One of the goals of New Farm Development Initiative is connect new farmers in the region with training oportunities and knowledgeable mentors. As part of this goal, we offer support to new farm correspondents who wish to attend and travel to agriculture industry events. These correspondents assist us in linking to information and contacts available in our region and beyond and provide valuable insight into the value of attending such events.
I am finishing my final year of an Environmental Studies degree at UNBC, and looking forward to getting more agricultural experience around the province in upcoming growing seasons! My experiences this past summer as an intern at an organic farm and aquaponics operation, hauling hay bales at a cattle and lamb farm, and cultivating our own plot of veggies taught me a lot about farming and the workload required in organic agriculture. I’m reading and learning a lot about permaculture and edible forest gardening, and look forward to implementing these progressive approaches when I finally have some land of my own.
Learning about Farmland
While the idea of having farmland to call your own is appealing to many of us, the task of finding and securing land can be daunting. The time required to navigate through complicated regulations and processes is substantial, but fortunately there are resources available to help us new farmers find land to cultivate. Jillian Merrick from Beyond the Market spent a few weeks in the fall travelling the Highway 16 corridor, delivering presentations on access to agricultural land for the benefit of prospective producers in our region. Whether you are looking to rent an acre to develop your skills or buy a quarter section of pasture, doing your homework beforehand could save you a great deal of time and money in the long run.
After introducing ourselves and hearing a bit about agriculture in the Regional District of Fraser Fort George, the Prince George session got underway, complete with information on what options are available, how to pursue them, and how much farm land costs in northern BC. An obvious but oft overlooked tip for land-seekers is to know the history of your potential purchase by talking to neighbours; they may know something about the land that will affect how you develop and use it in the future. Visibility, security, and invasive and noxious weeds are other important aspects to keep in mind for farmland, which may be somewhat dependant on your intended uses of the property.
The workshop also covered information on farm business structures, an important consideration for a future farmer.
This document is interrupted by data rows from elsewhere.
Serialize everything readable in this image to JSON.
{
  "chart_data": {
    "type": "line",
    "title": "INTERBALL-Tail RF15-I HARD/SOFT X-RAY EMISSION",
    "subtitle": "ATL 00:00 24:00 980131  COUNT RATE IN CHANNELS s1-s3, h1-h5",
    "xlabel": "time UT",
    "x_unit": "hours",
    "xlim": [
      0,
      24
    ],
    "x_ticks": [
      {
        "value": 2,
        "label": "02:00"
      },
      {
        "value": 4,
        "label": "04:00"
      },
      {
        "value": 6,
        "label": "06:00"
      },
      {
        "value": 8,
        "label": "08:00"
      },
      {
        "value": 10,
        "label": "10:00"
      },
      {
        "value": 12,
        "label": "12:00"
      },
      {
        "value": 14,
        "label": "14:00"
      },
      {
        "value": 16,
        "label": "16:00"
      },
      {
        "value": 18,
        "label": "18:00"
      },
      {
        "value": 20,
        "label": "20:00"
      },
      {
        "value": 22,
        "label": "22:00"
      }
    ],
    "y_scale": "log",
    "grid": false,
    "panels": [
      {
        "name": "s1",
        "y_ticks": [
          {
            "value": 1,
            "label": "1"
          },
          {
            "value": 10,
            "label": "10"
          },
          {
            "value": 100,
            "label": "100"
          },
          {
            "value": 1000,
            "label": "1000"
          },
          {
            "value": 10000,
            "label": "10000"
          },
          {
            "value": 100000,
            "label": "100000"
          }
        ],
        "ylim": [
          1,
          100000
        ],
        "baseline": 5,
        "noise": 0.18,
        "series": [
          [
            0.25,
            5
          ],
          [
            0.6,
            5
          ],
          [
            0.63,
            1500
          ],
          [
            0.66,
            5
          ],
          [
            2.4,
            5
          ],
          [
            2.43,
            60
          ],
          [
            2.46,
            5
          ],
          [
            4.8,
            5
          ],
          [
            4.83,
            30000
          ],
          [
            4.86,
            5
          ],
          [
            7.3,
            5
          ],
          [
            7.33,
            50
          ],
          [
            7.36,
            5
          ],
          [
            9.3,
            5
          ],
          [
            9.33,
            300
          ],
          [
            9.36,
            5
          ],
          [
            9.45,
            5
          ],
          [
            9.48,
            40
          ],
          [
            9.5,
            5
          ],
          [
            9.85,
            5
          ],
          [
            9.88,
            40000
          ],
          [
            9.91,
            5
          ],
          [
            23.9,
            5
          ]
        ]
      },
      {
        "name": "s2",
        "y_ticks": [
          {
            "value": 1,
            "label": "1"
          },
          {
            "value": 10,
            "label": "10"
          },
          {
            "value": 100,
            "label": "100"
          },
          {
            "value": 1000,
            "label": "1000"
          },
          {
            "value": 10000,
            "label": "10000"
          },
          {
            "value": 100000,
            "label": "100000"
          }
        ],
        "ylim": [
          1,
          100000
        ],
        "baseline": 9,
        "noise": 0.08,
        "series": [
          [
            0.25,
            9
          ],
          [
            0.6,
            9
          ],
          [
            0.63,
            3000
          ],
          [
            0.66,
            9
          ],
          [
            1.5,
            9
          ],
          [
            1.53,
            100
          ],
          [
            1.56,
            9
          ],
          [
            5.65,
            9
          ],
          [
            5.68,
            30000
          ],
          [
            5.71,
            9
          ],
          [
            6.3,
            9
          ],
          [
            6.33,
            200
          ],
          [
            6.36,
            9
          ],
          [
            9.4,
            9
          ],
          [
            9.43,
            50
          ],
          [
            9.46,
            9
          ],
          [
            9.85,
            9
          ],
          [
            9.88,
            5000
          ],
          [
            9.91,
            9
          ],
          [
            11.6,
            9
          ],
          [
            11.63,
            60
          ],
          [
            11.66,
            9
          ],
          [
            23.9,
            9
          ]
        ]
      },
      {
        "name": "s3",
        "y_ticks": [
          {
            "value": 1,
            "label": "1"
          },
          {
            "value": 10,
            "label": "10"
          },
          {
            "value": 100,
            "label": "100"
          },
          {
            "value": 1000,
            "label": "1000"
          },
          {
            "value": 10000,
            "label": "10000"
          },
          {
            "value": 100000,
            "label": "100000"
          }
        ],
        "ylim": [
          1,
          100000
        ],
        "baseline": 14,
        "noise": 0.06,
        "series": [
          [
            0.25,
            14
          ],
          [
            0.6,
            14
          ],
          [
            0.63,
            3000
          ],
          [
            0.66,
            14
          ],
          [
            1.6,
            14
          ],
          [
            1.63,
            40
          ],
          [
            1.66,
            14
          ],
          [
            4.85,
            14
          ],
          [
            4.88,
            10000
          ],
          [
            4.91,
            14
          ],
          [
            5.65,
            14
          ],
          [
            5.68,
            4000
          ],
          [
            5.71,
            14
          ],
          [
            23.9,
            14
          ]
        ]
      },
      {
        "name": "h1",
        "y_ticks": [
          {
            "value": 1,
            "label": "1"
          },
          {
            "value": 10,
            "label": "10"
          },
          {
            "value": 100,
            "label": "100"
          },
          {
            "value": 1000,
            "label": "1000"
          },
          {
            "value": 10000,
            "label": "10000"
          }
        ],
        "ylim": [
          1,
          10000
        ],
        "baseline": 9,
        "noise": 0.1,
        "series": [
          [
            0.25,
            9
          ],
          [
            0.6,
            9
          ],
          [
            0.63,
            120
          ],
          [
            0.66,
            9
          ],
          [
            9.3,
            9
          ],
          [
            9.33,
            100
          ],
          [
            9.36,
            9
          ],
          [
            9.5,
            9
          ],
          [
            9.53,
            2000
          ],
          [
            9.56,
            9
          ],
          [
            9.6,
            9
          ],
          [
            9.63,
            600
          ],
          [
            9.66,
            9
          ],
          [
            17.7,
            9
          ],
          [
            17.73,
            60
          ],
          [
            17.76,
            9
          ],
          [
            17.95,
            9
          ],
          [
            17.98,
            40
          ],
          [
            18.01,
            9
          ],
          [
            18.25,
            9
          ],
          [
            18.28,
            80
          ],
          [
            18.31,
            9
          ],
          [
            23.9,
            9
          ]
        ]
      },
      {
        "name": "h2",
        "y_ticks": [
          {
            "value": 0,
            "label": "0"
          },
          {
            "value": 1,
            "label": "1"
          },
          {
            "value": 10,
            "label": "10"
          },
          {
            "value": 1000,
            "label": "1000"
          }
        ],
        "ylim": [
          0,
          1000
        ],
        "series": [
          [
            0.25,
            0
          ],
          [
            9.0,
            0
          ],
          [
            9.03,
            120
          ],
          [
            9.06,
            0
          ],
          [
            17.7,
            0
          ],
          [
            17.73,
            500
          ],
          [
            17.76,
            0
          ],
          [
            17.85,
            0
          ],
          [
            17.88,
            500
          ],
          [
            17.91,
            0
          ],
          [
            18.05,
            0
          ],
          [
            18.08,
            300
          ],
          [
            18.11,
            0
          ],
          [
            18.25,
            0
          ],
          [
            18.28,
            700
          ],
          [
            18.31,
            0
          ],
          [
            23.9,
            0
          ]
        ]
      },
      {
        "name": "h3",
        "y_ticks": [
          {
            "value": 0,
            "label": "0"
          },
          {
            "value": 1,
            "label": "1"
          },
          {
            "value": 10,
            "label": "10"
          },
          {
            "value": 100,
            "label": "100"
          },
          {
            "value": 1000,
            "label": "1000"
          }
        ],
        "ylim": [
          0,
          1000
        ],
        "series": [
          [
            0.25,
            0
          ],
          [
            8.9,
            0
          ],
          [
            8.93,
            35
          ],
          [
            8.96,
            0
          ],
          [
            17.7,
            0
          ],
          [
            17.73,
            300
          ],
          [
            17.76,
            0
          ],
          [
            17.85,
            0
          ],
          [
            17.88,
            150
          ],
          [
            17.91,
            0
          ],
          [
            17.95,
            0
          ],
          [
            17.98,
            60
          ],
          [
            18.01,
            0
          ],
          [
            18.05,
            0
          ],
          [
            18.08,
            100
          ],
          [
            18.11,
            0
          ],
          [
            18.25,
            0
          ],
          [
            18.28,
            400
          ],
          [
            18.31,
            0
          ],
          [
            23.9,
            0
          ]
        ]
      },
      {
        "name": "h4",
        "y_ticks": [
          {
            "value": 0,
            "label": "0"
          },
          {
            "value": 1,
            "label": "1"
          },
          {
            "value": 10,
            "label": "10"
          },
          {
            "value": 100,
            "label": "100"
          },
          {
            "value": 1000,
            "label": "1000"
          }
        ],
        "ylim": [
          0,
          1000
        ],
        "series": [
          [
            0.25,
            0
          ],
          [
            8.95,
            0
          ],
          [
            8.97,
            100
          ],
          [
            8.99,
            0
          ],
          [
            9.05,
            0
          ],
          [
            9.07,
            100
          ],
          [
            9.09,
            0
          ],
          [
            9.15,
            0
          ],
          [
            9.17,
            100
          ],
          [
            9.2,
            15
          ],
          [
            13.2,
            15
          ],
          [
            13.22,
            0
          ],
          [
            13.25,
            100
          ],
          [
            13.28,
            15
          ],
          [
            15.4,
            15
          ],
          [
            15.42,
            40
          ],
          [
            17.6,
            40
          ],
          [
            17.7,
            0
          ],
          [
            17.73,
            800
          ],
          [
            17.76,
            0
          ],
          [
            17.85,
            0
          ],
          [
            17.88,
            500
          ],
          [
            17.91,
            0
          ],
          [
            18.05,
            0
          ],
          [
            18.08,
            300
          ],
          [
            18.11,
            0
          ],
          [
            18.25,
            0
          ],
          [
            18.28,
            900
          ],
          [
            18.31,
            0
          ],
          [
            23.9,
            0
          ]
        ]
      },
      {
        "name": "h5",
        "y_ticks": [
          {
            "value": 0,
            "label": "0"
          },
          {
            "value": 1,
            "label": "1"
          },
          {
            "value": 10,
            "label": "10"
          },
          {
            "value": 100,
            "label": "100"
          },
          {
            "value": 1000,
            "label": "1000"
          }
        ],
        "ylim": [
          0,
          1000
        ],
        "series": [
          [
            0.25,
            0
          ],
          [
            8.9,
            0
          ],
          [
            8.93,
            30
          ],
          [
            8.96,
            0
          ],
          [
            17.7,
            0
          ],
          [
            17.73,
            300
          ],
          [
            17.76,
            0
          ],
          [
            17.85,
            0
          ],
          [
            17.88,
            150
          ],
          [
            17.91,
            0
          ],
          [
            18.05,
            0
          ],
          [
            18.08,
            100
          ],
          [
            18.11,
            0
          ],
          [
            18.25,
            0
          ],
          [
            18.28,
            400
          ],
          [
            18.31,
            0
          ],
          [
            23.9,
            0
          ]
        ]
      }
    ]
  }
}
Sole proprietorships are common and straightforward, while partnerships and cooperatives provide options for couples, families, or communities to invest in an agricultural endeavour together. Corporations are costly to start and maintain, but their separation from owners and limited liability provide a good option for larger operations. Community farms were also mentioned, in which the farm is owned, operated, and managed by a group of people who all contribute to the business in finances, labour, or other skills (such as accounting or marketing). The right structure for you depends on your intentions and aspirations, and may be affected by how you intend to sell your farm products.
The fun part of the workshop (in my opinion) was looking at available land and getting an idea of what is available and how much it would cost. Land in the north is generally much less expensive than land in other parts of BC, when similar sizes and types of property are compared. Prices per acre range from $500 to $3000 for large undeveloped lots, while developed and small lots closer to towns tend to range from $3000 to $20,000 per acre. However, the best option for young farmers with limited financial capital is often to not buy land at all. There are a number of business arrangements and agreements that can give a farmer access to land, without the hassle and commitment associated with a purchase.
Renting and leasing land are the most common forms of land-access agreements, and the costs and benefits can be negotiated by the landowner and farmer. Communication between the landowner and farmer is essential, and a memorandum of understanding, contract, and/or license can be a good way to ensure that the arrangement is clearly defined. Long-term options are available, such as a registered lease (which can stay with the land even after it is sold), although it is important to note that a lease on a portion of title that lasts 3 years or more is considered a subdivision, and may not be possible on ALR land. Other options include a rolling lease, which is renewed annually, or a leasehold subdivision, which can be approved by the ALC and give the leaseholder the ability to use the leased land for a greater length of time. While the formal paperwork should include details on acceptable uses of land, access rights, ownership of improvements, and other specifics, creative solutions are acceptable; a crop-share can give the landowner a portion of produce or profit from the farm, without requiring upfront cost to the farmer.
Another option for up-and-coming farmers is the incubator farm, a parcel of land on an existing farm that is given to a young farmer for a season (or several), with guidance from experienced farmers. Models and resources regarding both progressive and conventional arrangements can be found online, and a plethora of information on other land-access arrangements is available from government ministries and non-governmental organizations. Two resource guide were distributed during teh workshop: The Land Conservancy of BC’s Guide to Farmland Access Agreements, and Young Agrarians’ Land Access Guide 2.0.
While the information in workshops and land access guides is valuable and worthwhile, it is generally recommended that you consult a lawyer before signing any legally binding documents. Best of luck to those of you looking for land!